Pretty heady stuff for a kindergartner or even a second-grader, but when a mind is focused, its abilities can be endless.
“So they had a lot of fun, they got to play with bubbles. But the ultimate goal was to build knowledge in the engineering design process,” Wideman said.
That’s important because big changes are on the horizon for Bowie, as well as Purcell Elementary School. In the fall, both will be designated STEM campuses at the elementary school level. On May 11, the Abilene ISD Board of Trustees voted unanimously to change the schools’ names to Bowie STEM Academy and Purcell STEM Academy.
“We will have a lot more activities like this, more exposure to STEM fields for our students, and they’ll have a lot more experiences tied to STEM,” Wideman said. “We’re really excited about that.”
Not the destination, but the journey
Perhaps you’re wondering about the real-world application in all of this.

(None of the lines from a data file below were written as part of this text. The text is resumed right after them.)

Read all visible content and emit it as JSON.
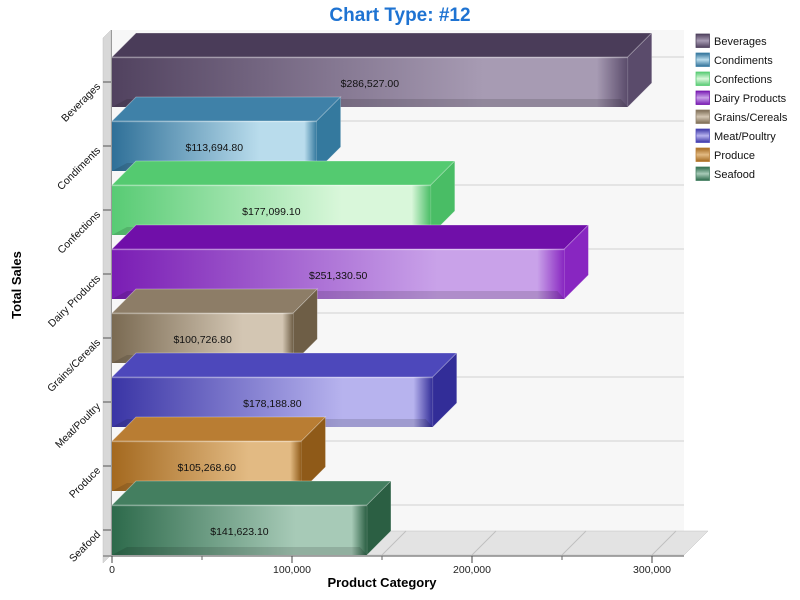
{
  "chart_data": {
    "type": "bar",
    "orientation": "horizontal",
    "style": "3d",
    "title": "Chart Type: #12",
    "title_color": "#1e73d2",
    "xlabel": "Product Category",
    "ylabel": "Total Sales",
    "xlim": [
      0,
      300000
    ],
    "x_ticks": [
      0,
      100000,
      200000,
      300000
    ],
    "x_tick_labels": [
      "0",
      "100,000",
      "200,000",
      "300,000"
    ],
    "x_minor_tick_step": 50000,
    "grid": true,
    "legend_position": "right",
    "categories": [
      "Beverages",
      "Condiments",
      "Confections",
      "Dairy Products",
      "Grains/Cereals",
      "Meat/Poultry",
      "Produce",
      "Seafood"
    ],
    "values": [
      286527.0,
      113694.8,
      177099.1,
      251330.5,
      100726.8,
      178188.8,
      105268.6,
      141623.1
    ],
    "value_labels": [
      "$286,527.00",
      "$113,694.80",
      "$177,099.10",
      "$251,330.50",
      "$100,726.80",
      "$178,188.80",
      "$105,268.60",
      "$141,623.10"
    ],
    "colors": [
      {
        "dark": "#51425f",
        "light": "#a79bb3",
        "top": "#4a3c59",
        "end": "#5a4b6b"
      },
      {
        "dark": "#2f7098",
        "light": "#b9dcec",
        "top": "#3f81a8",
        "end": "#34799e"
      },
      {
        "dark": "#58cb74",
        "light": "#d9f7da",
        "top": "#54ca70",
        "end": "#49bd65"
      },
      {
        "dark": "#7a1db4",
        "light": "#c9a2e9",
        "top": "#700fa9",
        "end": "#8826c1"
      },
      {
        "dark": "#7a6a52",
        "light": "#d3c6b3",
        "top": "#8d7d67",
        "end": "#6e5e46"
      },
      {
        "dark": "#3a35a5",
        "light": "#b7b3ee",
        "top": "#4d48bb",
        "end": "#322d98"
      },
      {
        "dark": "#a4691f",
        "light": "#e2ba83",
        "top": "#b97d33",
        "end": "#8f5a18"
      },
      {
        "dark": "#2d6a4b",
        "light": "#a7cab7",
        "top": "#447f60",
        "end": "#2b5f43"
      }
    ]
  }
}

Quite simply, it’s not the product here that matters so much as the process that it took to make it.
The focus on designing something in which the students are highly motivated to work properly only ensures the lessons learned getting to that point stick. Wideman said those tools and their mindset can serve them in countless ways in the future.
“They learned a lot about structure and how they can use that to engineer what their vision is, for their bubble wand,” Wideman explained.
The first order was a breakdown on what a wand is and what works best.
“When you look at the design of a bubble wand, you look at what kind of material are you using, how long is it, how wide is it, where you put the the bubble solution on,” she said. “They have to look at all of those pieces of it in order to know if it’s going to be a good, sturdy bubble wand.”
Life lessons taught early
Contrary to popular sentiment, failure is an option. But don’t call it a deterrent, it’s just part of the lesson.
“I think they enjoyed just learning how we use failure as a part of success,” Wideman said. “They might not have enjoyed that the whole way, but that was one lesson they learned they had to work through.”
Failure allowed for experimentation, which allowed for creativity, which then sometimes still resulted in a different kind of failure but not always. Their eventual triumphs were seen in every one of their faces.
“I hope they take away that failure is a part of our success, no matter what we’re doing, and I hope they take away that they can achieve hard things,” Wideman said. “That’s so applicable to every part of life.”